Dear Mr. Berko: Please explain to me what a business development company is and how it works. Also, my brother, who is a certified public accountant, has recommended that I buy 1,000 shares of Main Street Capital. What do you think?
— S.P., Fort Lauderdale, Fla.
Dear S.P.: Business development companies were initiated by Congress in 1980. The goal of BDCs is to encourage the flow of public dollars (your investible funds) to private businesses. Generally, BDCs invest at least 70 percent of their cash in private U.S. companies or in public U.S. companies with market values of less than $250 million. And these BDCs must send quarterly, as well as annual, reports to the Securities and Exchange Commission and to their shareholders. Owning a BDC (only 55 are publicly traded) allows shareholders to have their cake and eat it, too. They enjoy the liquidity of a publicly traded stock while participating in the potential profit of private companies.

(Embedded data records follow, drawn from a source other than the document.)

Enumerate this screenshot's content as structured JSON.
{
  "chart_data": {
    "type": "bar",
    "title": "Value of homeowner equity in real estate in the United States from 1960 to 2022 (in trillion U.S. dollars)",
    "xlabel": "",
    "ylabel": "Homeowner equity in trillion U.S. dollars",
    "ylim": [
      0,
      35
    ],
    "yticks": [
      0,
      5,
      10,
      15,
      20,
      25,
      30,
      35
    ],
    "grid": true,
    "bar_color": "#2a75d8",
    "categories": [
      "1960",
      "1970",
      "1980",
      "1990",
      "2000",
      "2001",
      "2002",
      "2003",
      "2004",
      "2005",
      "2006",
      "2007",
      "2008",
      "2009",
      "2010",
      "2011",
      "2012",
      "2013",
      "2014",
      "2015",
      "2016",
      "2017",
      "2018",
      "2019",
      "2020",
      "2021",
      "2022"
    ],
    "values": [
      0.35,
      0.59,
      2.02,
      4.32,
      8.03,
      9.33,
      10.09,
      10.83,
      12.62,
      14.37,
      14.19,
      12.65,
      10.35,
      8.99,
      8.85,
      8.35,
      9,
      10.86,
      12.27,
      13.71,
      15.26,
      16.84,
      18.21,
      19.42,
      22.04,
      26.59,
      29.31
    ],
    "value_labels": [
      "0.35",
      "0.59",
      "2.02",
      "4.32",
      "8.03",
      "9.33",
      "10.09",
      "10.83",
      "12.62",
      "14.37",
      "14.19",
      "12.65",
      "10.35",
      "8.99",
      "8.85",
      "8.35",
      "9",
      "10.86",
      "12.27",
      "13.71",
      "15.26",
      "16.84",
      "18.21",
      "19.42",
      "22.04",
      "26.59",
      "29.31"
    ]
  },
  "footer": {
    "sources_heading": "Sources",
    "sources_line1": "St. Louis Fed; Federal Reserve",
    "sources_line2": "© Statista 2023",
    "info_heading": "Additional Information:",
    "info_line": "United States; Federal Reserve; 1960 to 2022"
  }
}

A BDC must qualify as a regulated investment company under Subchapter M of the Internal Revenue Code; distribute 98 percent of its ordinary income and 98 percent of net capital gains for one year; derive at least 90 percent of gross income from dividends, interest and capital gains; have no more than 25 percent of their assets invested in the securities of one company or two or more issues that are engaged in the same or similar business activities, limit its debt-to-equity ratio to 1-to-1 or less, and revalue its private investments every quarter.
Like real estate investment trusts, BDCs are not taxed at the corporate level, as long as they pay out the required income to shareholders. This avoids double taxation and allows BDC investments to pay higher dividends than common stock. But there’s a string attached, because a large percentage of a BDC’s cash distribution is considered ordinary income and is taxed at the shareholder’s higher tax rate (33 percent to 39.6 percent) rather than the 15 percent rate for qualified dividends. For this reason, it makes good sense to own BDC investments in an individual retirement account, where distributions are deferred, or in a Roth IRA, where they’re exempt from taxation.